The company is forecasting an unemployment rate of 4.1%, which could be even lower depending on how strong the rebound comes amid stronger fiscal stimuli and a return to work for the sectors hardest hit by the coronavirus.
In addition, the forecast is that the economy will return to pre-pandemic levels well before the end of 2022, which Treasury Secretary Janet Yellen confirmed in an interview with MSNBC on Monday.
“The main reason we expect a hiring boom this year is because reopening, fiscal stimulus and pent-up savings should fuel very strong demand growth,” Goldman economist Joseph Briggs said in a note. Although the forecast on Wall Street is already the lowest, there is still “the possibility of a return to prepandemic rates by the middle of three years of this year”.
In February 2020, shortly before the pandemic, the unemployment rate was 3.5%, its lowest level in more than 50 years. The rate rose to 14.8% in April 2020 due to operational shutdowns to contain the spread of coronavirus and has now fallen to 6.2% by February.
Nevertheless, total employment fell by around 8.5 million compared to the previous year.
A return to work for displaced hotel workers, coupled with another round of massive government spending, should lower this rate further.
“Another major reason for a rapid labor market recovery is that two-thirds of the remaining pandemic job losses are in highly virus-sensitive sectors, where employment should rebound when the economy fully reopens,” wrote Briggs. “The surge in the virus-depressing leisure and hospitality category in the February Employment Report provided an early indication of what was to come.”
The sector created 355,000 jobs in February, matching nearly all of the 379,000 non-farm payroll offices added during the month, according to a Labor Department report on Friday.
In addition, there seems to be a lot of leeway in the bar, restaurants and hotel. The sector is still nearly 3.5 million workers lower than a year ago, and the unemployment rate there is still 13.5% compared to 5.7% a year ago.
In addition to increasing hospitality hiring, Goldman said that growth in government payrolls should also help lower the unemployment rate. Government jobs are down 1.65 million year over year, and the group was the biggest drag on February jobs report as it lost 86,000 jobs.
Part of the call also includes expected growth in the labor force participation rate, a key dynamic in measuring not only employment but also engagement.
The rate has dropped to 61.4% from 63.3% last year as 4.2 million Americans left the workforce. The decline was particularly pronounced among women, falling from 59.2% last year to 57% and among blacks from 63.1% to 60.1%.
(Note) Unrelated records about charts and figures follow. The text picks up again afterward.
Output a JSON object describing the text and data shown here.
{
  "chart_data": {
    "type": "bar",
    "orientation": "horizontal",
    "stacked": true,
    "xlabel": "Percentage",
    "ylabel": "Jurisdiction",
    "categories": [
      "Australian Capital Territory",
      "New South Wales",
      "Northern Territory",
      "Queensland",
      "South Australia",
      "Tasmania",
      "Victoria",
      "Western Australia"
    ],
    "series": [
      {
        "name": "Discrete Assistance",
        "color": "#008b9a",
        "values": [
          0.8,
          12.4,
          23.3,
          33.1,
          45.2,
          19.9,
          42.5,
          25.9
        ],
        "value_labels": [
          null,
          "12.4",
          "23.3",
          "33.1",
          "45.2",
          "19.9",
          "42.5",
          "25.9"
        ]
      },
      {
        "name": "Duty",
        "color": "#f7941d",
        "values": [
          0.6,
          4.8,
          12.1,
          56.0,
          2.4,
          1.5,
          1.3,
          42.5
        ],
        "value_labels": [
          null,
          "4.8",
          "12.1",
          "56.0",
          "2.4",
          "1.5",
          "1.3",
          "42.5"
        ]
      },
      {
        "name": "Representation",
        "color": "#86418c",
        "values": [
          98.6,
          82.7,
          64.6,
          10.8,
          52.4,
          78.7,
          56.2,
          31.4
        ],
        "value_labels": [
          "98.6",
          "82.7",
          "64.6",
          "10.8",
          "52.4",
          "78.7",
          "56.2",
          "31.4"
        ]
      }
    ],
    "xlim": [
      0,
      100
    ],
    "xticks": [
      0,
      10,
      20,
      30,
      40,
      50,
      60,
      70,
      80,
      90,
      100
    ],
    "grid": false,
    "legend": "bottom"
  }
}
“Most workers who have left the workforce still cite the pandemic as a cause and will likely recur once life returns to normal,” Briggs said.
Although Goldman has the strongest employment outlook on Wall Street, several other forecasters expect big gains over the course of the year.
Citigroup economist Andrew Hollenhorst noted that February’s 379,000 wage increase was actually slightly lower than the 410,000 the company had expected. Hollenhorst noted, “There were clear signs that restaurants were reactivating after the slowdown in late 2020 and this was reflected in today’s report.”
“The continued increase in restaurant seating suggests that this will continue to be a source of support for jobs in the months ahead,” he added.
An employment index compiled by the Conference Board reached 101.01 in February, a decrease of about 7.8% year over year. Gad Levanon, director of the Labor Markets Institute’s board of directors, said the current trend points to an unemployment rate of “well below 5%” by the end of 2021.